The table will look something like this:

FileInputsCountDescription
LeetCode/script.pyword='gprnQCkUF'13The minDistance between a word and itself was not zero.
LeetCode/script.pyword1='p', word2='p'100The minDistance function always returns a non-negative integer.
LeetCode/script.pyword1='Y', word2=''100The minDistance function is symmetric.
LeetCode/script.pyword1='wk', word2='', word3=''100The minDistance function satisfies the triangle inequality.

The first column in the table indicates the status of the property.

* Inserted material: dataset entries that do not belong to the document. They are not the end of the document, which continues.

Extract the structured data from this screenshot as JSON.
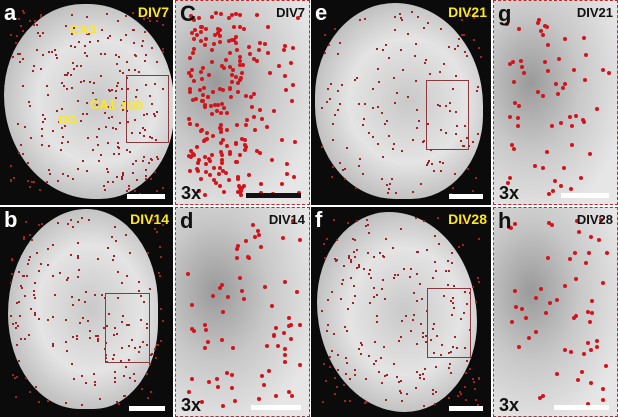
{
  "panels": [
    {
      "id": "a",
      "label": "a",
      "condition": "DIV7",
      "type": "overview",
      "regions": [
        "CA3",
        "DG",
        "CA1-sub"
      ]
    },
    {
      "id": "c",
      "label": "C",
      "condition": "DIV7",
      "type": "zoom",
      "magnification": "3x"
    },
    {
      "id": "b",
      "label": "b",
      "condition": "DIV14",
      "type": "overview"
    },
    {
      "id": "d",
      "label": "d",
      "condition": "DIV14",
      "type": "zoom",
      "magnification": "3x"
    },
    {
      "id": "e",
      "label": "e",
      "condition": "DIV21",
      "type": "overview"
    },
    {
      "id": "g",
      "label": "g",
      "condition": "DIV21",
      "type": "zoom",
      "magnification": "3x"
    },
    {
      "id": "f",
      "label": "f",
      "condition": "DIV28",
      "type": "overview"
    },
    {
      "id": "h",
      "label": "h",
      "condition": "DIV28",
      "type": "zoom",
      "magnification": "3x"
    }
  ],
  "colors": {
    "label_overview": "#ffe81a",
    "marker": "#d4141c",
    "inset_border": "#c0282a",
    "roi_box": "#8a3a3f"
  }
}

  • ❌ indicates that Benchify found at least one counterexample to the property. (The total number of counterexamples is listed in the Count column.)
  • ✅ indicates that Benchify found no counterexamples to the property. (The total number of passing examples is listed in the Count column.)
  • 💥 indicates that Benchify attempted to test the property, but ran into an exception. (The total number of times this happened for the given property, regardless of exception type, is listed in the Count column.)
  • ⏰ indicates that Benchify attempted to test the property, but the test timed out. (The total number of timeouts for the given property is listed in the Count column.) Benchify uses a default timeout value of one second.

Note that we make small improvements to the Benchify report format periodically, so the precise format is subject to change.